Students in grades 7-10 will return to school only on March 7, officials from the education and health ministries and Prime Minister Benjamin Netanyahu decided Thursday. Education Minister Yoav Gallant had demanded that students in grades 7-10 also return to to school on Sunday, with the opening of stores and shopping centers. These students have attended school for a total of only about a month since the beginning of the year, and even then it was only for a few days a week.
However, the Health Ministry and Netanyahu turned Gallant down.

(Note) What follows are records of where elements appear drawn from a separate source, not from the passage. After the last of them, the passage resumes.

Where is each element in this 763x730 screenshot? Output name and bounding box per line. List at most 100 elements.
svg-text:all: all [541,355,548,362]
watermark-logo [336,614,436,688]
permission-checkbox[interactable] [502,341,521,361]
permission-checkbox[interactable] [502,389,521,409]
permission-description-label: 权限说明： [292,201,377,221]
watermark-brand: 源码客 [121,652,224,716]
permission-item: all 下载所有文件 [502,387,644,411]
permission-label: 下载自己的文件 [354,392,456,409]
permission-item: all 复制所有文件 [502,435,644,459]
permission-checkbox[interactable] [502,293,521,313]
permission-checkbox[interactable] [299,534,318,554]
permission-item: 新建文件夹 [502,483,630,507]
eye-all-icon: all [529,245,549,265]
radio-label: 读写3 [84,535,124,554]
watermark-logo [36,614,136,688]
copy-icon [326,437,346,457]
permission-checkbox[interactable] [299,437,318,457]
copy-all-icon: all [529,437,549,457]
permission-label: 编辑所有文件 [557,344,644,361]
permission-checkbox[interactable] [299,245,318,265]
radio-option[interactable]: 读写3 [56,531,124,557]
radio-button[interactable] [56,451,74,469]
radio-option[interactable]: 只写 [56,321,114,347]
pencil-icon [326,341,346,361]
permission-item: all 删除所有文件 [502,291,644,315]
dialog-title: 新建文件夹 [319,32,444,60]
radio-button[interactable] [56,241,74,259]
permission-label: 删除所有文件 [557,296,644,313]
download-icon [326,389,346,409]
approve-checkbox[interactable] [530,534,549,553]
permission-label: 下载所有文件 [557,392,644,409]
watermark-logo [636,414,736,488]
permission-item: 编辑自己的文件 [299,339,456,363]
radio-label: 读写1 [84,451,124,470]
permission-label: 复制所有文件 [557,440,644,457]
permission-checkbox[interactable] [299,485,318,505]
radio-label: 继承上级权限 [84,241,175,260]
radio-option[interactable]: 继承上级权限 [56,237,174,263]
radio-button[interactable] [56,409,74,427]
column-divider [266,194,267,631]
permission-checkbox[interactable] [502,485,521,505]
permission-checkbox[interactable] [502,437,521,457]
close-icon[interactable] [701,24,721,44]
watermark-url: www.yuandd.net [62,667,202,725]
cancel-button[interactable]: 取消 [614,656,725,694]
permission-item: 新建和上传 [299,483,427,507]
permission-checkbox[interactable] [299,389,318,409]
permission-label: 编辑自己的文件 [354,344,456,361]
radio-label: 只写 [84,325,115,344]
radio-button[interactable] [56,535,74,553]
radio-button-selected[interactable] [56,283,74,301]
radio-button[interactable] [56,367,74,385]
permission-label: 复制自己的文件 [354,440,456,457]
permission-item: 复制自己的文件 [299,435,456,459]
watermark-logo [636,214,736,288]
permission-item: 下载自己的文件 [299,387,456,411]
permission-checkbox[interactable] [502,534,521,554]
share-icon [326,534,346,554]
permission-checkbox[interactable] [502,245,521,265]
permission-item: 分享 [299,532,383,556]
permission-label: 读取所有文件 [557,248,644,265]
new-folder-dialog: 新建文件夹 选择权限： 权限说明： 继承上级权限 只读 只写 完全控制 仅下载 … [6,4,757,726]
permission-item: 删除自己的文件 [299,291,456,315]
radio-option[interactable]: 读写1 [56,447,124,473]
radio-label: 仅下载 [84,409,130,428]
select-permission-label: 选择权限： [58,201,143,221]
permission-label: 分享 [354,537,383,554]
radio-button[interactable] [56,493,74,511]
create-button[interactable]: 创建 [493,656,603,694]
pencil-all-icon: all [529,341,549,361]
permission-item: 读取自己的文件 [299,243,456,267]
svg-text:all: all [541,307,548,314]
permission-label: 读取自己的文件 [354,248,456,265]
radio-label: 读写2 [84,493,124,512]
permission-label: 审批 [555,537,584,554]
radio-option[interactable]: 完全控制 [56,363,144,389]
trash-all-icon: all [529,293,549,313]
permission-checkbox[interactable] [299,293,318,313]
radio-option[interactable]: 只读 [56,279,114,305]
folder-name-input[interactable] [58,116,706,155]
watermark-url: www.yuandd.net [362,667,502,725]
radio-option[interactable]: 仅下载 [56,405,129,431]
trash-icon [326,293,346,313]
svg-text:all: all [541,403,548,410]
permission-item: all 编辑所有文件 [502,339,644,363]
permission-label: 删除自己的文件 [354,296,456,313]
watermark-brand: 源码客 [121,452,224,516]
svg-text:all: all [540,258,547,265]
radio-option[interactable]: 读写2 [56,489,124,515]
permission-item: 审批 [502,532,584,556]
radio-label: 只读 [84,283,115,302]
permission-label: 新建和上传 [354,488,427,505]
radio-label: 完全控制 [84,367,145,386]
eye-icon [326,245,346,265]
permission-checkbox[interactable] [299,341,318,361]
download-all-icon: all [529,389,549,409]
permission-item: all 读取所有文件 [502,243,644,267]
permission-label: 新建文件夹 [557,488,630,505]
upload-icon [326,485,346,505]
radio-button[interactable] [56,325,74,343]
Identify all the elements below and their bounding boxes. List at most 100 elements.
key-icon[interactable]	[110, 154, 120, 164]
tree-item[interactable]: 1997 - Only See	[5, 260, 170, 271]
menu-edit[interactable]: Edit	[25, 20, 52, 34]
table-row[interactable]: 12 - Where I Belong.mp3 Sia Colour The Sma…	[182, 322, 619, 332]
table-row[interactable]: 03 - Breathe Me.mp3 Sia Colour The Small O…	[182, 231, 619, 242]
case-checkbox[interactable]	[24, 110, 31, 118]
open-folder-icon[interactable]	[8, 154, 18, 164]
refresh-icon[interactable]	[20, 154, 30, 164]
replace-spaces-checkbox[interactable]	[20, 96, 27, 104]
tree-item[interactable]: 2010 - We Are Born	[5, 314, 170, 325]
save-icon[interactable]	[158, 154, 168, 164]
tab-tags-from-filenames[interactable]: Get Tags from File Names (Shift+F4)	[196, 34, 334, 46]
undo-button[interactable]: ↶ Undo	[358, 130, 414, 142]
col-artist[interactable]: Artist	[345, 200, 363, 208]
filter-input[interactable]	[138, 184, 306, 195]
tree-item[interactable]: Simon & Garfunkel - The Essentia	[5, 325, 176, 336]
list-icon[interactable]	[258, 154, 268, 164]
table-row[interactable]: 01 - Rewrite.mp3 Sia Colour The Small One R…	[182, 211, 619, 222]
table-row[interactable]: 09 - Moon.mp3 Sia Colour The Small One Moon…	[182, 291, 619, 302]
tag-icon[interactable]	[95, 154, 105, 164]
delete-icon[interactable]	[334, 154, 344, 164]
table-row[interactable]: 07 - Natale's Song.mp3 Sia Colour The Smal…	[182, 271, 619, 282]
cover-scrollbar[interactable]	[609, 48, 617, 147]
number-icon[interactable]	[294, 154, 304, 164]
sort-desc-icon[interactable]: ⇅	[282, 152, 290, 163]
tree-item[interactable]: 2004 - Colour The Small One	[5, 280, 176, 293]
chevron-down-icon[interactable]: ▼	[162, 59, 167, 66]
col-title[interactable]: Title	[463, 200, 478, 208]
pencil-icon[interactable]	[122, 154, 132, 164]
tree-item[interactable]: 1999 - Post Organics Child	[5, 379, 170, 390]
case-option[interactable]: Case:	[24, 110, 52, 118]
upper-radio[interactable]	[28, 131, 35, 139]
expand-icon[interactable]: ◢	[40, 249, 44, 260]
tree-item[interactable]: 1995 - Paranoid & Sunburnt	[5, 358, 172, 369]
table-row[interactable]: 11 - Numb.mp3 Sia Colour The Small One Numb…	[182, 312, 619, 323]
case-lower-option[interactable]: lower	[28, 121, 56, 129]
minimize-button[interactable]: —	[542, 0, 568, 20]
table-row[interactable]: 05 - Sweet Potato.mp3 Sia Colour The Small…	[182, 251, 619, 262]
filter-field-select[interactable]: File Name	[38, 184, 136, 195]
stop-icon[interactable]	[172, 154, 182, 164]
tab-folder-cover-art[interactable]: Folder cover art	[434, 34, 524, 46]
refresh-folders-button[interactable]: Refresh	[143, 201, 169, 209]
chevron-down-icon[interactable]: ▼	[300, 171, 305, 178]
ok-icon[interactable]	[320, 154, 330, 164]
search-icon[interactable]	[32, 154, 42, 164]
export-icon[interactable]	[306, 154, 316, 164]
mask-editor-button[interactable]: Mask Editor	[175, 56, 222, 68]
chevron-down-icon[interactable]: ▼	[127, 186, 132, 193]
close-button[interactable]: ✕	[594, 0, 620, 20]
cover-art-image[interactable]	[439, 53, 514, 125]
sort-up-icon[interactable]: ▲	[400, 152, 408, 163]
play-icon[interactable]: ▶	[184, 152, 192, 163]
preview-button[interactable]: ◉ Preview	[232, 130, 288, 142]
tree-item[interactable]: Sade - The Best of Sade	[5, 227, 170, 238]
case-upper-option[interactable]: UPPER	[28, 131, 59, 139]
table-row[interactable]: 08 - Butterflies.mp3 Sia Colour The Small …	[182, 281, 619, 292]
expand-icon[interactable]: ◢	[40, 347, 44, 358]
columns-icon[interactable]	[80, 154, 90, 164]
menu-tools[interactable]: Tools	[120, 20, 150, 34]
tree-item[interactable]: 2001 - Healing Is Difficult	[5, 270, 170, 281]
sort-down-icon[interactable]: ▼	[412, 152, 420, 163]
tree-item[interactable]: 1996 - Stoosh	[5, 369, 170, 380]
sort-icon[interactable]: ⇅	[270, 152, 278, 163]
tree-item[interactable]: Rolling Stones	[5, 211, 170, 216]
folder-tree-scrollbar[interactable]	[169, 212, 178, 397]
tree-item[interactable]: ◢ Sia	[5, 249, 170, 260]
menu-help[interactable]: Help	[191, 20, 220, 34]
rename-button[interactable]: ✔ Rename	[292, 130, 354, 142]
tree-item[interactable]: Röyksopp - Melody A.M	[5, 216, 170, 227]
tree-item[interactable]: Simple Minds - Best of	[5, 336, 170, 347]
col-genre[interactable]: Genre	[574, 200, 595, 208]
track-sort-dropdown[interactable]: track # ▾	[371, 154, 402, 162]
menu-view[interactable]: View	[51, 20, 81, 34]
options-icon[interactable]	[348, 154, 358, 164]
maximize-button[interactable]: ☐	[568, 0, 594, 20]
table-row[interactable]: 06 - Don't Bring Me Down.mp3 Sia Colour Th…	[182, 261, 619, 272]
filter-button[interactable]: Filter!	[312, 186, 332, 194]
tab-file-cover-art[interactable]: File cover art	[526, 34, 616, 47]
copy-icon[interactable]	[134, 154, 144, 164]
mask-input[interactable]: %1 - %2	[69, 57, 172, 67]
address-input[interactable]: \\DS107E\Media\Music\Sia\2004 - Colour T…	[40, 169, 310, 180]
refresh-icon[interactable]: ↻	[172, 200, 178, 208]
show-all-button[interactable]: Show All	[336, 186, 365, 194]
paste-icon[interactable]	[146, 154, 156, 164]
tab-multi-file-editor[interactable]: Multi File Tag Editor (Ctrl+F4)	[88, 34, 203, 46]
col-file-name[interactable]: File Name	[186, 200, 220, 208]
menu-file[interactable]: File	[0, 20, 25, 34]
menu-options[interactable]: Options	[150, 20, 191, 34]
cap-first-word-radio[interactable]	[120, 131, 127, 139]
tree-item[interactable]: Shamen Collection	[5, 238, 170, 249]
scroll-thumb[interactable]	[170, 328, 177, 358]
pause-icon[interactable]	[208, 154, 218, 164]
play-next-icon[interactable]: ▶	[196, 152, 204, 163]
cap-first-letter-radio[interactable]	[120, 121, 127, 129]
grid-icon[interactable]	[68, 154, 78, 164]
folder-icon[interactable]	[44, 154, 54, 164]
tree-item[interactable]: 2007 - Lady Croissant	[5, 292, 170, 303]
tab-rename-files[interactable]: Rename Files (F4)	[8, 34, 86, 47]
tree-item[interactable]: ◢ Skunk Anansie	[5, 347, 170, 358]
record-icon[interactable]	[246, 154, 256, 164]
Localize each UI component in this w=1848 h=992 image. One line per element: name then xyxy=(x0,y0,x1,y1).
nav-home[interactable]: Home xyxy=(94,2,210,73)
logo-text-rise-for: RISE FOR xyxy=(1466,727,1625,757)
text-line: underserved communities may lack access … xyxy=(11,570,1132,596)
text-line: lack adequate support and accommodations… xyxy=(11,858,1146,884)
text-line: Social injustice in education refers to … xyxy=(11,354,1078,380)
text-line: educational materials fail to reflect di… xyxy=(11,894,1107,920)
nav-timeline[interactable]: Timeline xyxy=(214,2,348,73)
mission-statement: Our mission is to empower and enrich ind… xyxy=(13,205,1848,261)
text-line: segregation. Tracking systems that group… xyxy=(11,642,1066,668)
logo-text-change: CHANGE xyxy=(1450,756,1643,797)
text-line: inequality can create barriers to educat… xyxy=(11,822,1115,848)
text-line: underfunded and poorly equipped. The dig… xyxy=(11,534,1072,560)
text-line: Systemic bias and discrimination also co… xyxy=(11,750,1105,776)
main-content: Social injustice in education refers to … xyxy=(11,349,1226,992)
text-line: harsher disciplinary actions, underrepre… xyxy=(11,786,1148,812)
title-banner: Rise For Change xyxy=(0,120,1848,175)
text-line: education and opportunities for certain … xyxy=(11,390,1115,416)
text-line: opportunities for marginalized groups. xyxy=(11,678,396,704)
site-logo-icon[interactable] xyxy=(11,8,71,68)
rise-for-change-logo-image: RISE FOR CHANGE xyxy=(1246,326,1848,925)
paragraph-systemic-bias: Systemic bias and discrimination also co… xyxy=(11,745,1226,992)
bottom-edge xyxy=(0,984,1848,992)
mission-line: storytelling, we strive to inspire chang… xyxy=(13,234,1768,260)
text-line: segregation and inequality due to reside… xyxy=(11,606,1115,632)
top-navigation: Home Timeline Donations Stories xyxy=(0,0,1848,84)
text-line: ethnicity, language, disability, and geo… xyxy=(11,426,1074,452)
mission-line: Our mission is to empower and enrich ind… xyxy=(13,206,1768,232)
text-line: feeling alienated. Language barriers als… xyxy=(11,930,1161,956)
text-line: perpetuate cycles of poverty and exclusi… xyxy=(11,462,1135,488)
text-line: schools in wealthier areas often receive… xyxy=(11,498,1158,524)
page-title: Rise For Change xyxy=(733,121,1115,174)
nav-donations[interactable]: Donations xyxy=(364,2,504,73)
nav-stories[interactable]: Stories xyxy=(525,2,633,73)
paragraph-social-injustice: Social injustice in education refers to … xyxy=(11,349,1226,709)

The decision to bring them back to school from March 7 is in keeping with the Health Ministry’s initial plan for a gradual easing of the lockdown, and the ministry’s officials objected to the education minister’s demand to deviate from the plan.
The prime minister’s aides said, “In view of the relatively extensive opening of the country, which could lead to a rise in infection, and in view of the fears of the British variant’s effect and increased infection of children and youths who aren’t vaccinated, it has been decided at this stage to take a cautious approach and stick to the Health Ministry’s plan to emerge from the lockdown.”
When the vaccination drive began, teachers demanded to be classified as a priority group, yet more than a third of the country’s teachers are not vaccinated, according to figures provided by the HMOs Clalit and Maccabi.
Meanwhile, Health Minister Yuli Edelstein said Thursday that anyone who uses a fake vaccination certificate to gain access to restricted venues would be liable to penalties and is risking a prison sentence.
“We understand there are ways to forge vaccination certificates, we’re not blind,” Edelstein said at a news conference in Airport City.
“Anyone who thinks it’s a game and prints a vaccination certificate even though he wasn’t vaccinated, will ultimately be caught and this can end in prison. There’s a long list of clauses in the law that enable it. You should be very careful.”